1995: The Dayton Peace Agreement is initialed at the Wright Patterson Air Force Base near Dayton, Ohio, ending three and a half years of war in Bosnia and Herzegovina. The agreement is formally ratified in Paris, France, on Dec. 14, 1995. Here, Yugoslavian President Slobodan Milosevic, Bosnia and Herzegovina President Alija Izetbegovic and Croatian President Franjo Tudjman initial the accord.
1995: The "Beatles Anthology 1" sets a first-day sales record, selling 450,000 units. It would also become the first Beatles album to officially enter the Billboard 200 album chart straight at No. 1 with 855,473 copies sold its first week.
1995: The Dow Jones closes above 5,000 for the first time, closing at 5,023.55.
2000: The Florida Supreme Court grants Al Gore's request to keep the presidential recounts going, extending the deadline for amended returns from hand recounts in four Florida counties (Broward, Miami Dade, Palm Beach, and Volusia) to Nov. 26. The decision would later be vacated by the U.S. Supreme Court.

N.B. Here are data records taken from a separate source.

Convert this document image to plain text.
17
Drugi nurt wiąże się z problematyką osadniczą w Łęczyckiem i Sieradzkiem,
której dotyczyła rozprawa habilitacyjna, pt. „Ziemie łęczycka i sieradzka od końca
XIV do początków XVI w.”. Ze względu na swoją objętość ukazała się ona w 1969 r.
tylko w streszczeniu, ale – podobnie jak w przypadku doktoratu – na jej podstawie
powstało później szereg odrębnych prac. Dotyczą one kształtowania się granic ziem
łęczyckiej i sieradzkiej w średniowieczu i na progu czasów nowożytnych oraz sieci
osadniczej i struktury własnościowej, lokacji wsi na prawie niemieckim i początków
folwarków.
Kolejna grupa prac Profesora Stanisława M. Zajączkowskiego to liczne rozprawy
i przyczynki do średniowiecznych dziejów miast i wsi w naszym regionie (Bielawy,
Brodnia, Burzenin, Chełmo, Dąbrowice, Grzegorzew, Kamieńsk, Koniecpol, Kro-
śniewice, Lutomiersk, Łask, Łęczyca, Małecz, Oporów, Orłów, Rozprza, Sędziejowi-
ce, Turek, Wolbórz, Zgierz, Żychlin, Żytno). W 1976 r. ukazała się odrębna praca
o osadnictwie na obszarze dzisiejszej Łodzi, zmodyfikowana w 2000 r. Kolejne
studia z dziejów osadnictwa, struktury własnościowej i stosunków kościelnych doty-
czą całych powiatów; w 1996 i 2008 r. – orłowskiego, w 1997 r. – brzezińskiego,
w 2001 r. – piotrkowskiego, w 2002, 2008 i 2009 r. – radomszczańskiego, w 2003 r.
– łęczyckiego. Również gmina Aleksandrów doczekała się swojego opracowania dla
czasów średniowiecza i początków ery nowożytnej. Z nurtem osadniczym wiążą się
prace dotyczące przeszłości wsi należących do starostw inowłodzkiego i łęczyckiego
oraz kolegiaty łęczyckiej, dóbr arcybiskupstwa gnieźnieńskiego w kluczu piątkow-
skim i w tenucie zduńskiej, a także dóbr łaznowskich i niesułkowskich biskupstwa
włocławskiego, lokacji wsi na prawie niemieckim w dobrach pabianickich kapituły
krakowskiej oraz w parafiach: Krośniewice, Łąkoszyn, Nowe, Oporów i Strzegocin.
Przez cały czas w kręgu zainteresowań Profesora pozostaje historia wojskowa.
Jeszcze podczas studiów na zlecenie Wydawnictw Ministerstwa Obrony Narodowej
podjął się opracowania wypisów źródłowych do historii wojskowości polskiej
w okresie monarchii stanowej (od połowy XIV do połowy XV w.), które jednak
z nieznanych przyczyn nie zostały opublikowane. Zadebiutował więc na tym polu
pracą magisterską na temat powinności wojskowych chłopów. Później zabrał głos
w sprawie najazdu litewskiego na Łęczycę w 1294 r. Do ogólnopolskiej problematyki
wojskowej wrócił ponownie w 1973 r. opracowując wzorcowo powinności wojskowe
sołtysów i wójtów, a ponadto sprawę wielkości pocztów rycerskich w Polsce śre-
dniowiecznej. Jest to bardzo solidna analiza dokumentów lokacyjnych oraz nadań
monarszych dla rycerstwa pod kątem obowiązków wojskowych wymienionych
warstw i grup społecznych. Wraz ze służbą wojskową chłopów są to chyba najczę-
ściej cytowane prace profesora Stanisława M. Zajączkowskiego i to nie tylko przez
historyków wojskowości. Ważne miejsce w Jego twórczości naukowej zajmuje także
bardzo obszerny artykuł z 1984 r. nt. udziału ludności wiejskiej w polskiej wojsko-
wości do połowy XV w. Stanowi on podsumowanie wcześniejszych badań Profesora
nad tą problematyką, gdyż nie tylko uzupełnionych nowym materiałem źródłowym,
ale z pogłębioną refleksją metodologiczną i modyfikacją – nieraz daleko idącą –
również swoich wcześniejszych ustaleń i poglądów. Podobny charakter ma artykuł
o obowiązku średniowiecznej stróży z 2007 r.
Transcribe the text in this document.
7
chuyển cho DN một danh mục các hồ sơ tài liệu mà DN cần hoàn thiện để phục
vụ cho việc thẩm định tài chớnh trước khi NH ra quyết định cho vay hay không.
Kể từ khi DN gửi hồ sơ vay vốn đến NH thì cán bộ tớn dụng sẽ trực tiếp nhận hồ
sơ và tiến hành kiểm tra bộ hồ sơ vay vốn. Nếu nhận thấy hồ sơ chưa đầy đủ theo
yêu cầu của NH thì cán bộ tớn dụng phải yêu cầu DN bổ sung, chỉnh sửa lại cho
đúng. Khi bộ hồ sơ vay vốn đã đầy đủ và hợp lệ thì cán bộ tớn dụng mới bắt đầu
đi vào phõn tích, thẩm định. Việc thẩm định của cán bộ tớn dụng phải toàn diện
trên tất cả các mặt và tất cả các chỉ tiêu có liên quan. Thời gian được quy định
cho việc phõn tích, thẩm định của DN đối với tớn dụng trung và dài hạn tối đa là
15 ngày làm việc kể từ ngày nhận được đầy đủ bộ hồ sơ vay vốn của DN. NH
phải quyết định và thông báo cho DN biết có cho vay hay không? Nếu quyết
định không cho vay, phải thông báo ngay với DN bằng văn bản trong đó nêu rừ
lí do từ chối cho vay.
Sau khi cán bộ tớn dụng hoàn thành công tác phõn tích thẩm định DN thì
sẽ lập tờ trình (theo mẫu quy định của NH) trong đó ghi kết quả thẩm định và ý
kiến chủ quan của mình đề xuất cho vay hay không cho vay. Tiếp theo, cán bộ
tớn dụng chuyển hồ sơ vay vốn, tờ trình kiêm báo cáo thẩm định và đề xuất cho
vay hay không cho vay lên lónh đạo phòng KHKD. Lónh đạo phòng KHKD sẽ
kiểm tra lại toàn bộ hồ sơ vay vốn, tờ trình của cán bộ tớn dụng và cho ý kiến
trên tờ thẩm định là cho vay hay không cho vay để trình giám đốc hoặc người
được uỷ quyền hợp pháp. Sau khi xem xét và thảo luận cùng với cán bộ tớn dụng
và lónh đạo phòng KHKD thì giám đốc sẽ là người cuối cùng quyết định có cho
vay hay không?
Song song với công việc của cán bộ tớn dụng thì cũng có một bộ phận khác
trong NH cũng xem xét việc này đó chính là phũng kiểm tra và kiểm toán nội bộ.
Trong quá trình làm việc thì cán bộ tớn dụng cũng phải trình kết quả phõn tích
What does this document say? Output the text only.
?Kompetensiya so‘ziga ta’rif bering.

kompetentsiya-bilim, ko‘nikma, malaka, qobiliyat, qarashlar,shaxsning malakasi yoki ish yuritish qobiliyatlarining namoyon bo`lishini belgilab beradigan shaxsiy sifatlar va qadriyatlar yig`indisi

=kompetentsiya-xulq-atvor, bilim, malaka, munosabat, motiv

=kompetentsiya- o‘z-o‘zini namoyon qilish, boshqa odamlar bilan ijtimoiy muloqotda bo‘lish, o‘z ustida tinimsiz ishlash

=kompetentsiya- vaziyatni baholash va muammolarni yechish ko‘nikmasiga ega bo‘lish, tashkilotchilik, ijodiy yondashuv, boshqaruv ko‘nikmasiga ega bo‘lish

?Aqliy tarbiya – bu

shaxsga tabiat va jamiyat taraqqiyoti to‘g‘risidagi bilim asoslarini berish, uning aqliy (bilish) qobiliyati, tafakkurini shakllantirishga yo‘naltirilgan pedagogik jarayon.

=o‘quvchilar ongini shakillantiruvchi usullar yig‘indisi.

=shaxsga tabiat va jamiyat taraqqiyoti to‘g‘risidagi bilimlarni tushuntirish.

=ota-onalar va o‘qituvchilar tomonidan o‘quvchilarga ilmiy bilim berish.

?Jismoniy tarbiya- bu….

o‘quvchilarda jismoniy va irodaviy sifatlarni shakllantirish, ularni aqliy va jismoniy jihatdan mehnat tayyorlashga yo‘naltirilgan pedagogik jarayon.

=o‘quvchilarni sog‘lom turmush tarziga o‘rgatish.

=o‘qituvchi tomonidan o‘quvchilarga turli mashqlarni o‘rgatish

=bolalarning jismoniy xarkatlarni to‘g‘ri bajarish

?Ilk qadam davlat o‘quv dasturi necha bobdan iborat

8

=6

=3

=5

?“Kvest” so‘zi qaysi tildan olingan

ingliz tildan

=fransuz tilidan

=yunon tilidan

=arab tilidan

2003: Record producer Phil Spector is charged in the Feb. 3, 2003, shooting death of actress Lana Clarkson at his mansion in Alhambra, Calif. Spector pleads innocent and would remain free on $1 million bail while awaiting trial. Spector's first trial would end in a mistrial because of a hung jury in September 2007, but he would be found guilty in 2009 and sentenced to 19 years to life in prison.
2004: The NBA suspends Ron Artest of the Indiana Pacers for the rest of the season following a Nov. 19 brawl among players and fans during a game in Auburn Hills, Mich., between the Pacers and the home team Detroit Pistons. The suspension for Artest, who went into the stands after a fan during the incident, would end up lasting 86 games, the longest suspension for an on-court incident in NBA history.
2007: Officials announce the recall of more than a half-million pieces of Chinese-made children's jewelry contaminated with lead.